A resolution denouncing President Donald Trump’s national emergency now has enough votes to pass in the Senate after Senator Rand Paul (R-Ky.) announced his intention to vote for it.

During a speech in front of 200 Republicans in Western Kentucky University’s Augenstein Alumni Center this week, Paul criticized Trump for usurping Congress’ power of the purse in an effort to build a border wall the legislature chose not to fund and declared his support of a resolution passed by the House in opposition to the national emergency declaration.

“I can’t vote to give extra-Constitutional powers to the president,” Paul said. “I can’t vote to give the president the power to spend money that hasn’t been appropriated by Congress. We may want more money for border security, but Congress didn’t authorize it. If we take away those checks and balances, it’s a dangerous thing.”

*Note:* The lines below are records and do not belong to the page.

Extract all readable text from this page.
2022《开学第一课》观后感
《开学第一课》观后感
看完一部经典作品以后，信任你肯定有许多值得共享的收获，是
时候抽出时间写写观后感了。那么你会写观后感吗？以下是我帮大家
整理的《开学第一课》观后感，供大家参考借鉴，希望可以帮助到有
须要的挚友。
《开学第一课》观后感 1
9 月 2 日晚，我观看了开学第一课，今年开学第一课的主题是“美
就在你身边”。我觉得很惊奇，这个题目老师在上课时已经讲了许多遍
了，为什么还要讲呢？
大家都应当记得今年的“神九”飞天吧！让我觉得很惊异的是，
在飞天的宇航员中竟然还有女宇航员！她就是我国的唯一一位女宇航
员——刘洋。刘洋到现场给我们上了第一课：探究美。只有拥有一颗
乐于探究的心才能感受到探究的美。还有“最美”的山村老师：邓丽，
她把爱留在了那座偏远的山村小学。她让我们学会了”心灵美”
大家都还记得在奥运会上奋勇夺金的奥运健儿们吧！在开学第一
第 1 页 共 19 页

Indeed, it sets a precedent that future Democratic presidents would use to deal with our nation’s healthcare crisis, gun violence and climate change. House Speaker Nancy Pelosi (D-Calif.) herself warned Republicans that this scenario will occur.

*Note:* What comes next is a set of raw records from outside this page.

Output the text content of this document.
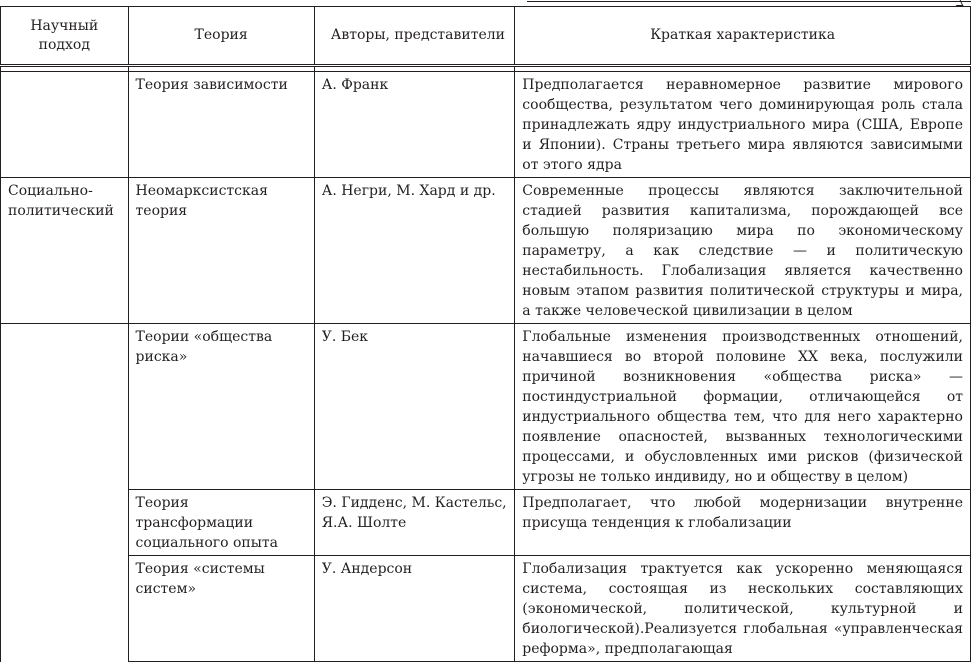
Научный подход	Теория	Авторы, представители	Краткая характеристика

	Теория зависимости	А. Франк	Предполагается неравномерное развитие мирового сообщества, результатом чего доминирующая роль стала принадлежать ядру индустриального мира (США, Европе и Японии). Страны третьего мира являются зависимыми от этого ядра
Социально-политический	Неомарксистская теория	А. Негри, М. Хард и др.	Современные процессы являются заключительной стадией развития капитализма, порождающей все большую поляризацию мира по экономическому параметру, а как следствие — и политическую нестабильность. Глобализация является качественно новым этапом развития политической структуры и мира, а также человеческой цивилизации в целом
	Теории «общества риска»	У. Бек	Глобальные изменения производственных отношений, начавшиеся во второй половине XX века, послужили причиной возникновения «общества риска» — постиндустриальной формации, отличающейся от индустриального общества тем, что для него характерно появление опасностей, вызванных технологическими процессами, и обусловленных ими рисков (физической угрозы не только индивиду, но и обществу в целом)
	Теория трансформации социального опыта	Э. Гидденс, М. Кастельс, Я.А. Шолте	Предполагает, что любой модернизации внутренне присуща тенденция к глобализации
	Теория «системы систем»	У. Андерсон	Глобализация трактуется как ускоренно меняющаяся система, состоящая из нескольких составляющих (экономической, политической, культурной и биологической).Реализуется глобальная «управленческая реформа», предполагающая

Paul’s vote means the Senate has a majority to pass the resolution, as he joins Sens Lisa Murkowski (R-Alaska), Susan Collins (R-Maine) and Thom Tillis (R-N.C.) in support of it.

Tillis declared his support in an op-ed slamming Trump’s unconstitutional action.

“I have grave concerns when our institution looks the other way at the expense of weakening Congress’s power,” he wrote. “It is my responsibility to be a steward of the Article I branch, to preserve the separation of powers and to curb the kind of executive overreach that Congress has allowed to fester for the better part of the past century.”

“Conservatives rightfully cried foul when President Barack Obama used executive action to completely bypass Congress,” he continued. “Some prominent Republicans went so far as to proclaim that Obama was acting more like an ’emperor’ or ‘king’ than a president. There is no intellectual honesty in now turning around and arguing that there’s an imaginary asterisk attached to executive overreach — that it’s acceptable for my party but not thy party.”

Paul’s vote now sets up passage of the resolution and a future showdown between Trump and Congress. Trump has already threatened to veto it, which means Republicans will be pressured to override it or show themselves to truly be his loyal stooges who care nothing about the Constitution. At that point, the die will have been cast, and Democrats will long for the day when they can declare national emergencies to deal with real crises our nation faces without giving a single f*ck when Republicans whine about it.